Les Tunisiens aux urnes pour parachever la transition démocratique

Le second tour de l'élection présidentielle en Tunisie opposera dimanche Béji Caïd Essebsi, candidat de l'alliance laïque Nidaa Tounès, au chef de l'Etat sortant Moncef Marzouki, élu fin 2011 à titre provisoire par l'Assemblée constituante. Au premier tour, M. Essebsi a obtenu 39,4% des suffrages contre 33,4% à M. Marzouki.

Agé de 88 ans, Béji Caïd Essebsi fut ministre dans le gouvernement d'Habib Bourguiba qui prit les rênes du pays en 1957 et les garda trente ans. Son parti Nidaa Tounès est arrivé en tête des élections législatives en octobre.

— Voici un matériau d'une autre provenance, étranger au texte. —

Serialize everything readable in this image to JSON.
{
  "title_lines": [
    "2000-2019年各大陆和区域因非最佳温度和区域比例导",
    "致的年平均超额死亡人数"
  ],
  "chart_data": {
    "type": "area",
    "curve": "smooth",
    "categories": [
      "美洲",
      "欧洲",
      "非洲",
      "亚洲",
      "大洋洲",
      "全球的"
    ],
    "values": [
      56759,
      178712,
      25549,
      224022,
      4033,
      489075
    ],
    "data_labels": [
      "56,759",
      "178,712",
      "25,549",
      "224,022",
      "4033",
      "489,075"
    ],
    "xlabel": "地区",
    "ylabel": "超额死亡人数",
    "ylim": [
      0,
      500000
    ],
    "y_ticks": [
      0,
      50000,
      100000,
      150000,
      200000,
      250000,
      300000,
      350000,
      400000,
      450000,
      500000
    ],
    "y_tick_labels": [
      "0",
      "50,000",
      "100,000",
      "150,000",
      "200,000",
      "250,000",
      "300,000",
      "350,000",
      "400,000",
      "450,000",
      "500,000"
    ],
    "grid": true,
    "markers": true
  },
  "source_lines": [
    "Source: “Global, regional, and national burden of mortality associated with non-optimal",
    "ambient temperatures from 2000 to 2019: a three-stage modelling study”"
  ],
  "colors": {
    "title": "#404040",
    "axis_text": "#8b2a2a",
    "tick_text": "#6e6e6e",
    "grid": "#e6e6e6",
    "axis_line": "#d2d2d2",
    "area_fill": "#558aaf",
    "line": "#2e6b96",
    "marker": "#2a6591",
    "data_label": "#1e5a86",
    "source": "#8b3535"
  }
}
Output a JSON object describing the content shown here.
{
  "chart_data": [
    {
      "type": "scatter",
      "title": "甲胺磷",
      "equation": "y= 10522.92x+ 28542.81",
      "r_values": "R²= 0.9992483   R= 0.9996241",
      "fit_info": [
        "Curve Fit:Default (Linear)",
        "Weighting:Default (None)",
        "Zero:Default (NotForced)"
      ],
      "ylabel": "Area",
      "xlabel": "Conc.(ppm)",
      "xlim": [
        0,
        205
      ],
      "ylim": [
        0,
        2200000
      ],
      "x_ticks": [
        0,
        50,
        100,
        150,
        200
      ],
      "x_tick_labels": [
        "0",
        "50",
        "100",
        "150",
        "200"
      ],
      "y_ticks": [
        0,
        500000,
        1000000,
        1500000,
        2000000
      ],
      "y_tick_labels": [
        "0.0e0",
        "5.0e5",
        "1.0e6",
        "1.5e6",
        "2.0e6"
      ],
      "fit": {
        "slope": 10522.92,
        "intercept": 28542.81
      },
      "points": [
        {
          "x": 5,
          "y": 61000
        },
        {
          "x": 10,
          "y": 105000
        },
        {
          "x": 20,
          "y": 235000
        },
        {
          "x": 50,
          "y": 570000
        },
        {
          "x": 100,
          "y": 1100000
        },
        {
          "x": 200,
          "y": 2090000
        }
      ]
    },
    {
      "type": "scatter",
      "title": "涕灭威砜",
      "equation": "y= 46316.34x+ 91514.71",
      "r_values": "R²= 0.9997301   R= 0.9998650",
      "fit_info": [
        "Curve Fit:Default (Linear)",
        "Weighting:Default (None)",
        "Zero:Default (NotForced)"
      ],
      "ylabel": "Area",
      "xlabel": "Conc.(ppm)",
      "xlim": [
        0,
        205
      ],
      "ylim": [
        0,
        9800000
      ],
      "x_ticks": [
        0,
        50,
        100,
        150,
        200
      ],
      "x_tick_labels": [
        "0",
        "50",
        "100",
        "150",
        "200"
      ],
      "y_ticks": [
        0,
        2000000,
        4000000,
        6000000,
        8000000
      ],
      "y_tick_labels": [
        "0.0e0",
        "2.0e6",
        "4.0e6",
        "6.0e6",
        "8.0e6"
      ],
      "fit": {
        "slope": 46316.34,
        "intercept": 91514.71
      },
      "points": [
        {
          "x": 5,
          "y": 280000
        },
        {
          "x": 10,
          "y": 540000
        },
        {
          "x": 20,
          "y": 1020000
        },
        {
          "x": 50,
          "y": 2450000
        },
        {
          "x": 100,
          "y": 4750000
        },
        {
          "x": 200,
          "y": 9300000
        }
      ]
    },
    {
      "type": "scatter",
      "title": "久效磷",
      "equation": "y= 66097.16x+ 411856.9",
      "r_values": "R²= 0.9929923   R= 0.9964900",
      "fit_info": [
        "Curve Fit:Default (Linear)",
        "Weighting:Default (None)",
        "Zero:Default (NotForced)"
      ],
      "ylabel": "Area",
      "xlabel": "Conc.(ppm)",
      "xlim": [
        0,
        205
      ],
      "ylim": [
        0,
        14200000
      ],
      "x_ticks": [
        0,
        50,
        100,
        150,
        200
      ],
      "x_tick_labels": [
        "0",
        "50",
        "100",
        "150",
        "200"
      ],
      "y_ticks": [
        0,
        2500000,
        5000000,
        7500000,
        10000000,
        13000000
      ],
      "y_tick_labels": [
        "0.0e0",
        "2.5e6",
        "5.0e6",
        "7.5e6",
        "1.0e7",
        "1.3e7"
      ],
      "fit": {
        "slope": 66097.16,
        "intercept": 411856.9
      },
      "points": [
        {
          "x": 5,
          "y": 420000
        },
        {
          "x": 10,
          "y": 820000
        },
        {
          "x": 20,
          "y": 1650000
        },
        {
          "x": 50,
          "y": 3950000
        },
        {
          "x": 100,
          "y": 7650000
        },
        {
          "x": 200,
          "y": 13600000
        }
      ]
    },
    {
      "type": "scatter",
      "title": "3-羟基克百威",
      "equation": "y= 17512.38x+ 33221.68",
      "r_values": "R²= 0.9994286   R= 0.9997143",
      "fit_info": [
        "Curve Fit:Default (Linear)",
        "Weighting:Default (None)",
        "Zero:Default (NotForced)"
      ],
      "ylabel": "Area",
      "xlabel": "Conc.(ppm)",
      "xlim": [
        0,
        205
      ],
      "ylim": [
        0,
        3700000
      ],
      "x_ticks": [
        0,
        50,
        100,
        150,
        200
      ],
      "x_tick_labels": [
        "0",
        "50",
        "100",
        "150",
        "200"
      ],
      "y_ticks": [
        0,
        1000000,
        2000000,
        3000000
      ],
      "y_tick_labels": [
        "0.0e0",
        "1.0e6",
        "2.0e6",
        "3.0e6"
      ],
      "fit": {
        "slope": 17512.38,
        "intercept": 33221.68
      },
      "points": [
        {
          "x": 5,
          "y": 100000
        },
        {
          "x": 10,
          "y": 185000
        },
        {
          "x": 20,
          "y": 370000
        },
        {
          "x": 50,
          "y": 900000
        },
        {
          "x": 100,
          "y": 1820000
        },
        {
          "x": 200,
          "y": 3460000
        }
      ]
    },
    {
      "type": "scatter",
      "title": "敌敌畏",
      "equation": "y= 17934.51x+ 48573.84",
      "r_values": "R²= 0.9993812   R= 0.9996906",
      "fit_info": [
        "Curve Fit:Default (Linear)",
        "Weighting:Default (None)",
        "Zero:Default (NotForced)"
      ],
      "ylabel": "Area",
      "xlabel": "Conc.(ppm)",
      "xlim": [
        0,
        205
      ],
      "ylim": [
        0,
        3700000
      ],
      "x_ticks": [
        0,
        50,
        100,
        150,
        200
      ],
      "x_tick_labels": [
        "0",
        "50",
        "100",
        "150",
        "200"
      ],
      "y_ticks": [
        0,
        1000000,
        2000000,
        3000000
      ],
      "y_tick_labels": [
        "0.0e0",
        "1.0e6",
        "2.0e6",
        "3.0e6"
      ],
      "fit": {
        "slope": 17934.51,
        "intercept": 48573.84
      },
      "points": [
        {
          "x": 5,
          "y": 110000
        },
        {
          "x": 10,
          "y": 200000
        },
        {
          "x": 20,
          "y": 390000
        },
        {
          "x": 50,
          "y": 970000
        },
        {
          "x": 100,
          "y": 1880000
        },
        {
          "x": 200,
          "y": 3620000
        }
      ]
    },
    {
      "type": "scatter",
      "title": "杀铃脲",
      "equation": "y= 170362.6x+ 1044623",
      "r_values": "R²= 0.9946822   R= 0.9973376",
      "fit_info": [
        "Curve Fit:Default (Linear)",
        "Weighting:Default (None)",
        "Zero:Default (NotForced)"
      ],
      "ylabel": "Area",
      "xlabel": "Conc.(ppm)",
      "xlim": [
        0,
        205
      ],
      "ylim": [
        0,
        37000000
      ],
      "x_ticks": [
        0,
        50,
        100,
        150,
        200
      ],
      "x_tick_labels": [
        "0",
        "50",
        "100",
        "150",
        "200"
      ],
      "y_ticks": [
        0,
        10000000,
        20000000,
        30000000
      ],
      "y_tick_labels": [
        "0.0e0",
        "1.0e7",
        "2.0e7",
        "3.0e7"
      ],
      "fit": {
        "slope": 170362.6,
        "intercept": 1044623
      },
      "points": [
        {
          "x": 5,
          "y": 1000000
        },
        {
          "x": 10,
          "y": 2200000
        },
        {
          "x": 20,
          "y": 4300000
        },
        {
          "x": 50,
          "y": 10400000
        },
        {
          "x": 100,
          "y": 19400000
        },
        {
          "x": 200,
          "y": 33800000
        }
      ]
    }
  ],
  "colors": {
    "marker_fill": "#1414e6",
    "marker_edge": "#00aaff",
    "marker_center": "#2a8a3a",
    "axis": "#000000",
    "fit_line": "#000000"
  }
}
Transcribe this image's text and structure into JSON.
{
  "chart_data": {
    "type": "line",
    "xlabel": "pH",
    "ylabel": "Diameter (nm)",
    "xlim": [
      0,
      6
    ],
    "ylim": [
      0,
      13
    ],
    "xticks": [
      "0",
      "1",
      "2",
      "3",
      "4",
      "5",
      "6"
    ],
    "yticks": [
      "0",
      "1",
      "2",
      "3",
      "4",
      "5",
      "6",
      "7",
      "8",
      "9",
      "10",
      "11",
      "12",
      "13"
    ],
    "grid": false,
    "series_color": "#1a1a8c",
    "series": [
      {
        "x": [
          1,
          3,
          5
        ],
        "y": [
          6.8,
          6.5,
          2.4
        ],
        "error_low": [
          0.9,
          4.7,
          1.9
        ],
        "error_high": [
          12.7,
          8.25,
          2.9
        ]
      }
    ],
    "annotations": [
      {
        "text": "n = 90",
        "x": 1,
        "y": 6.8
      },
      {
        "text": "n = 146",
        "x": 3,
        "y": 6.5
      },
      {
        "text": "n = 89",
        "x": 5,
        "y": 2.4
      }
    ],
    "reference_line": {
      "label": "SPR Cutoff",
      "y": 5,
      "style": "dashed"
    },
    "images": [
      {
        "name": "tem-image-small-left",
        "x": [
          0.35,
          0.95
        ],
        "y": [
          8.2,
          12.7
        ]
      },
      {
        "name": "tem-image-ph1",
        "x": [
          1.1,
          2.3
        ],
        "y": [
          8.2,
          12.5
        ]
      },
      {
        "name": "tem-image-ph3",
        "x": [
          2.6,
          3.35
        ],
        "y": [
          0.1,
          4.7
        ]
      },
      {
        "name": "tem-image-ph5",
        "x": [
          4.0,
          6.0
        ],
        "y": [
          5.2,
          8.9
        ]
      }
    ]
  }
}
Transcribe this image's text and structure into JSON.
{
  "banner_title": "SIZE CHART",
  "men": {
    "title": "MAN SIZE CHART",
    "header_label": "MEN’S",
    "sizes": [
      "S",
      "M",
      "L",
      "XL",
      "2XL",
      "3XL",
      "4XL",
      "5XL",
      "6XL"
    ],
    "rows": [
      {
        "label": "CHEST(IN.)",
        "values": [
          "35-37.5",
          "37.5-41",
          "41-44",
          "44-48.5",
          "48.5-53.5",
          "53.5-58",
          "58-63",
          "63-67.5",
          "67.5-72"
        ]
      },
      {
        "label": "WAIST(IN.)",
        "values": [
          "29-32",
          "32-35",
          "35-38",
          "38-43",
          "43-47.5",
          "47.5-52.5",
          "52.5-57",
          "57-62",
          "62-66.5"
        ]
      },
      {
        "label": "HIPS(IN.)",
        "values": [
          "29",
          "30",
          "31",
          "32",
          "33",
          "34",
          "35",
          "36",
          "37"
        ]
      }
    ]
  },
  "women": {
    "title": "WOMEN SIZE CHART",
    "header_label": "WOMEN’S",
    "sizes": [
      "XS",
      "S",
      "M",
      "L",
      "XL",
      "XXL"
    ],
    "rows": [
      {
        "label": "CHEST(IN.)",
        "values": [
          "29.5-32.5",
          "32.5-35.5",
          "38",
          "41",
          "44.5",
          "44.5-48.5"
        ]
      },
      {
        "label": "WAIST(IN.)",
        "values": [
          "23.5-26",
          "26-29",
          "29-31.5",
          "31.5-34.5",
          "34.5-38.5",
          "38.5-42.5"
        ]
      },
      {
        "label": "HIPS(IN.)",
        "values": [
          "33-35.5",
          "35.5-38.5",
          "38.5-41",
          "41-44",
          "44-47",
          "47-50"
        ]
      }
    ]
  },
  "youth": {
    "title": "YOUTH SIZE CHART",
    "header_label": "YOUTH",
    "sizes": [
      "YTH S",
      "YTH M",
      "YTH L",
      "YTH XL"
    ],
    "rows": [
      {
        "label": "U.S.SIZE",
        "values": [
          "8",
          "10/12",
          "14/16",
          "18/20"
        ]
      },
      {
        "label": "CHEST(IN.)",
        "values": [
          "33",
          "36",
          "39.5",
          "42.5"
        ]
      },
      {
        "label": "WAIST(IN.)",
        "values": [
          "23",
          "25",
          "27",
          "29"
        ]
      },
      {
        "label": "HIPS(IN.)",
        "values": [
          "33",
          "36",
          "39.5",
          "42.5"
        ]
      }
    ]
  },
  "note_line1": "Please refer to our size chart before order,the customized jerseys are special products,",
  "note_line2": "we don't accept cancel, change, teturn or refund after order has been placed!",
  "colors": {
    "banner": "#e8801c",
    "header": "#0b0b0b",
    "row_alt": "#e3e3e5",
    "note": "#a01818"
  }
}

Ses adversaires l'accusent d'être une figure des régimes autocratiques du passé et voient dans sa candidature le risque d'un retour à "l'hégémonie d'un parti unique".

Gommer certains souvenirs

M. Essebsi doit surtout gommer le souvenir de son engagement dans le Rassemblement constitutionnel démocratique (RCD) de Zine el-Abidine ben Ali, après le coup d'Etat de 1987, et son passage à la présidence de la Chambre des députés entre 1990 et 1991.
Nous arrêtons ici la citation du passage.